Bartlett's father, Warren, was a member of the 10th Mountain Division, which trained on skis and fought in some of the most dangerous and mountainous terrain in Italy during World War II.
Fifteen years ago, Bartlett's father began a memorial in the woods of his 100-acre property in Lancaster to those who served in the division during World War II. As his father grew older, Bartlett took on a greater role keeping the memory of those veterans alive.
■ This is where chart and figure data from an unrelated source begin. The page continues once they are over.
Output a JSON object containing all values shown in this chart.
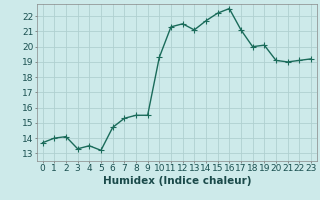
{
  "x": [
    0,
    1,
    2,
    3,
    4,
    5,
    6,
    7,
    8,
    9,
    10,
    11,
    12,
    13,
    14,
    15,
    16,
    17,
    18,
    19,
    20,
    21,
    22,
    23
  ],
  "y": [
    13.7,
    14.0,
    14.1,
    13.3,
    13.5,
    13.2,
    14.7,
    15.3,
    15.5,
    15.5,
    19.3,
    21.3,
    21.5,
    21.1,
    21.7,
    22.2,
    22.5,
    21.1,
    20.0,
    20.1,
    19.1,
    19.0,
    19.1,
    19.2
  ],
  "line_color": "#1a6b5a",
  "marker_color": "#1a6b5a",
  "bg_color": "#cdeaea",
  "grid_color": "#b0d0d0",
  "xlabel": "Humidex (Indice chaleur)",
  "xlim": [
    -0.5,
    23.5
  ],
  "ylim": [
    12.5,
    22.8
  ],
  "yticks": [
    13,
    14,
    15,
    16,
    17,
    18,
    19,
    20,
    21,
    22
  ],
  "xticks": [
    0,
    1,
    2,
    3,
    4,
    5,
    6,
    7,
    8,
    9,
    10,
    11,
    12,
    13,
    14,
    15,
    16,
    17,
    18,
    19,
    20,
    21,
    22,
    23
  ],
  "xlabel_fontsize": 7.5,
  "tick_fontsize": 6.5,
  "marker_size": 2.5,
  "line_width": 1.0
}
His father passed away two years ago.
"Those men all did wonders for the ski areas in New England, including Attitash and Loon, and now those men are all getting older," said Bartlett. "The veterans used to run the meetings, but now it is up to the descendants."
Each July, a memorial service is held on the property in Lancaster, and a cross is planted for each member of the division who died during the previous year.
"There are 93 crosses on the land now with the plants and trees," said Bartlett. "My dad started with four of them for his friends from World War II."
Bartlett said his family will continue to hold the memorial services as long as there are survivors or their descendants who make the trek to Lancaster each summer.
However, Bartlett's honor from the VFW is about much more than what he does for veterans; it's also about what he has done for his students over the course of 41 years at Pinkerton Academy.
Bartlett has been at the forefront of a number of environmental initiatives at the school, including some that are well into their third decades.
"In the early '80s, we started the beach cleanup in Rye in September, and now we're working with Kohl's in Salem to do another beach cleanup," said Bartlett.
He has played a crucial role in the Students for Environmental Action group at the high school, including helping to start a shoe project where used shoes are collected, cleaned and shipped to Africa.
Bartlett is constantly looking at ways to make the school more green, whether it is through campaigning for waterless toilets in the new Academy building or setting up a program to make sure computers in the computer lab are shut down every night.
And while Bartlett has been teaching for 41 years, he is far from one to remain set in his ways, embracing the latest technology and trying to keep pace with his students.
"I've seen the changes from chalkboards to whiteboards to smart boards," said Bartlett. "You've got to keep up with technology. If you don't, you're not going to relate to the kids."
In addition to the greater reliance on technology over the past decade, Bartlett said he has also seen a heartening increase in collaboration among students.
"Students are working together and communicating more," he said. "It's really a change for most subject areas."
Bartlett said he has no plans to slow down either inside or outside of the classroom.
"People ask me when I'm going to retire," he said. "I say, why should I when I still enjoy it."